В руках Дун Дешин держал букет цветов.
– Это вам, – сказал китайский учитель. – Я хочу вас поздравить с взятием первой ступени. Теперь вы на верном пути. Вы поступили в университет, и через пять лет вы станете дипломированным специалистом-китаистом. И вас возьмут на какую-нибудь хорошую работу в Чайна-таун.
Я впустила Дуна в квартиру, стараясь держать его в прихожей. Но запахи индийской кухни проникали всюду. И Дун нюхал воздух, одновременно соображая, что же происходит.
– Джулия, – начал он, нервно теребя лацкан своего синего пиджака. – Вы не могли бы оказать мне небольшую… вернее, гигантскую услугу?
– Какую?
– Понимаете… мне надо надежно спрятать эту девушку. Видите ли, в Чайна-тауне начался пересчет… То есть скоро истекает семь лунных месяцев по китайскому календарю, и в это время заканчивается срок использования всей рабочей силы. Вот-вот начнется чистка рядов. Ли посадят на корабль, и корабль… уплывет. Я не хочу потерять Ли. Я ее люблю. Я не представляю, как буду жить без Ли. Если она исчезнет из моей жизни, то я исчезну тоже. Потому что моя жизнь – это Ли. – И китаец заплакал. И Ли заплакала тоже.
Я хотела тоже заплакать, но потом вспомнила про китайскую лодку без весел, про покорность, которая якобы в крови у китайцев, и спросила:
– А как же ваша философия? Вы же учили меня, что китаец не сопротивляется обстоятельствам.
Дун опустил голову.
– Очевидно, я несовершенен. Философ учит, как надо жить. Но человек часто бывает плохим учеником.
– Я давно это поняла, – сказала я. – Вы морочили мне голову. Вы рассказывали мне то, что никогда мне не пригодится. То, во что не верите сами. Вы заставляли меня ходить в тумане. А зачем?

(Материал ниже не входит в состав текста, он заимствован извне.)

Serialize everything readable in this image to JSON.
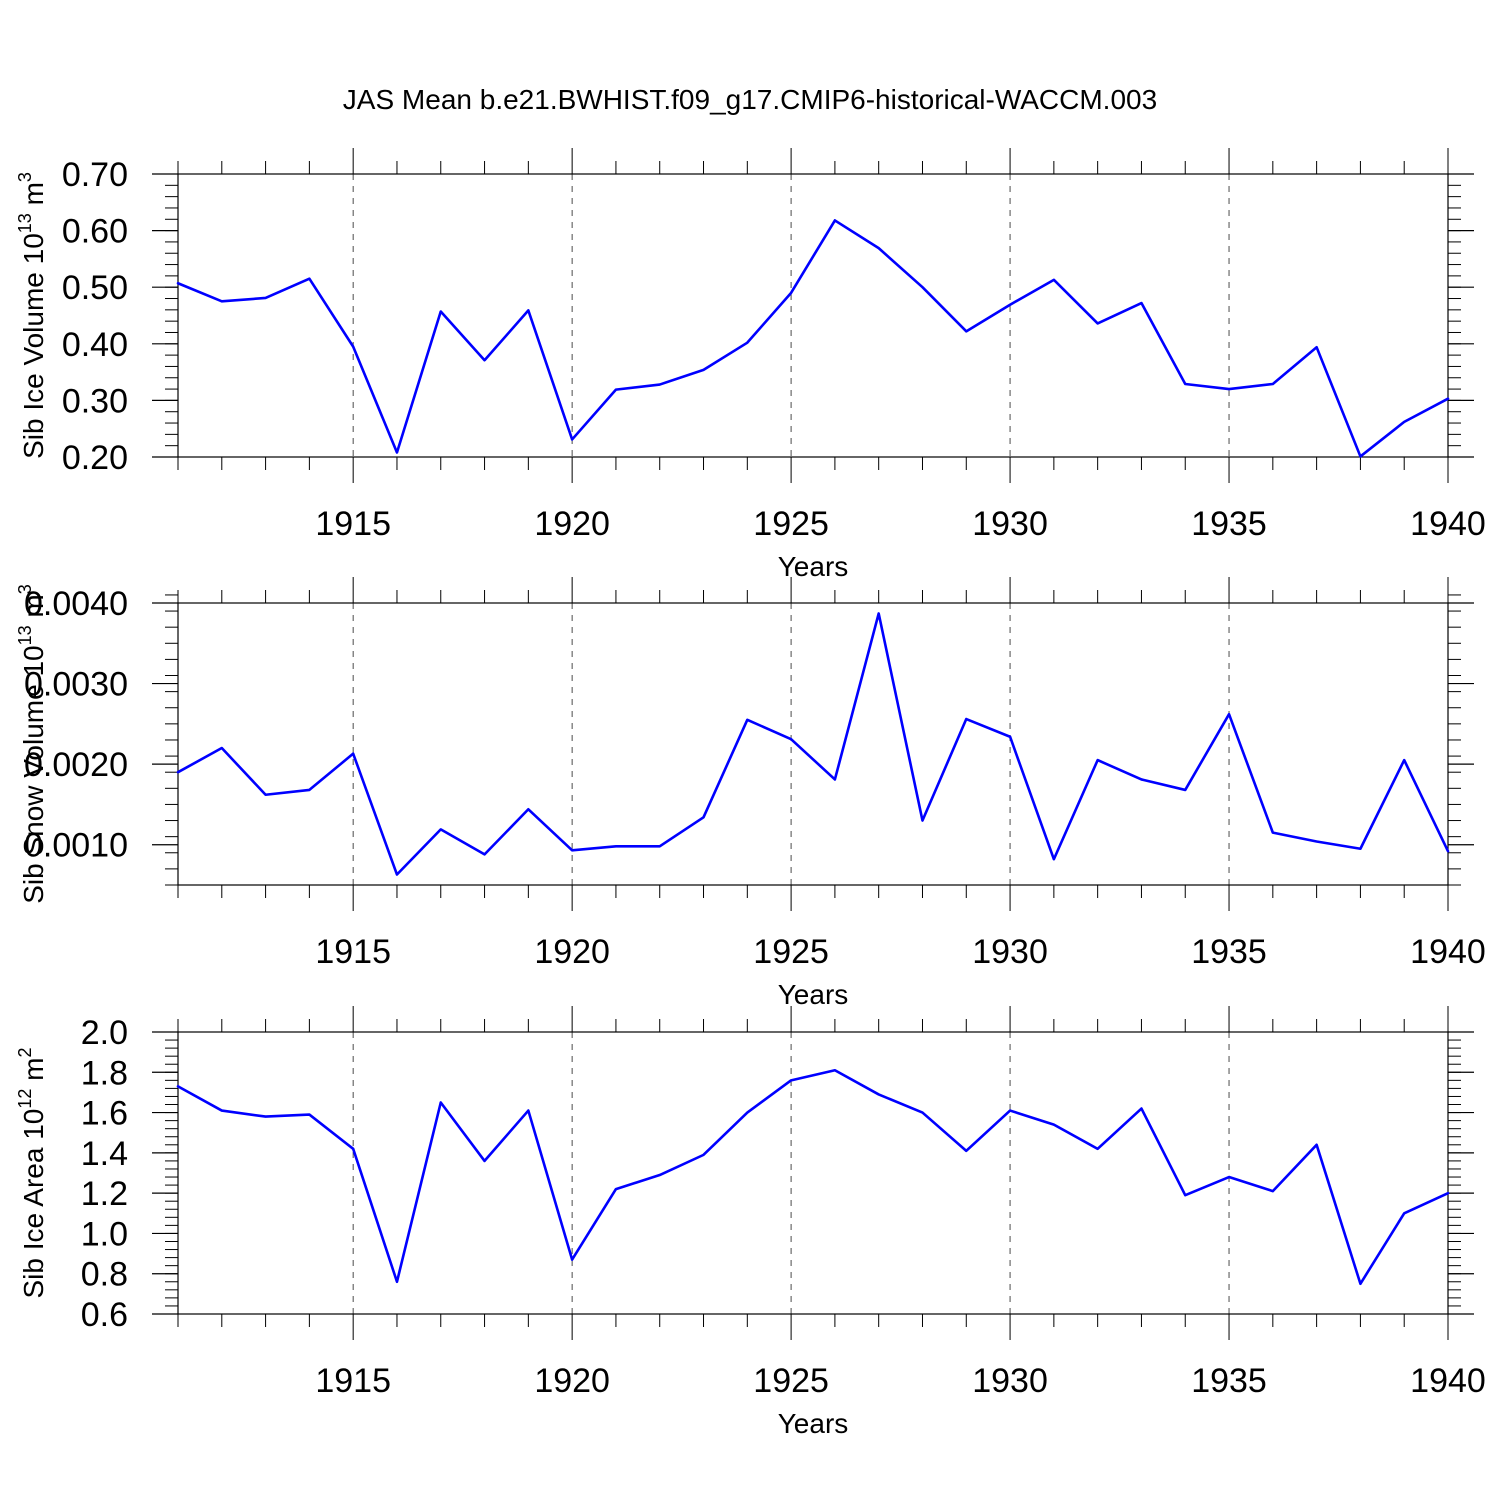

– Учение – это и есть хождение в тумане по чужим тропам. Человека учат всю жизнь. А истина открывается ему случайно и, как правило, очень поздно.
– Послушай, Дун, я возьму к себе твою Ли, и она будет каждый день делать мне массаж стопы. Это будет плата за приют. Но ты должен рассказать мне всю правду про Чайна-таун. Ты должен мне рассказать, куда уходит корабль с рабочей силой. И почему этот корабль никогда не пристает к берегу. Все-все от начала и до конца.
– О! Джулия! Ты так много от меня хочешь… Чайна-таун – это великая тайна. Это тайна уровня мироздания. Ты не можешь требовать от меня полного знания. Тебе не полагается знать так много. И я сам не знаю много. Я знаю лишь то, что мне полагается знать на моем уровне. Это уровень шестого этажа.
– А кто знает больше?
– Джулия! Больше знает ваш отец…
2. Про возвращение блудного сына
«На конце каждого проекта обязательно окажется ловушка».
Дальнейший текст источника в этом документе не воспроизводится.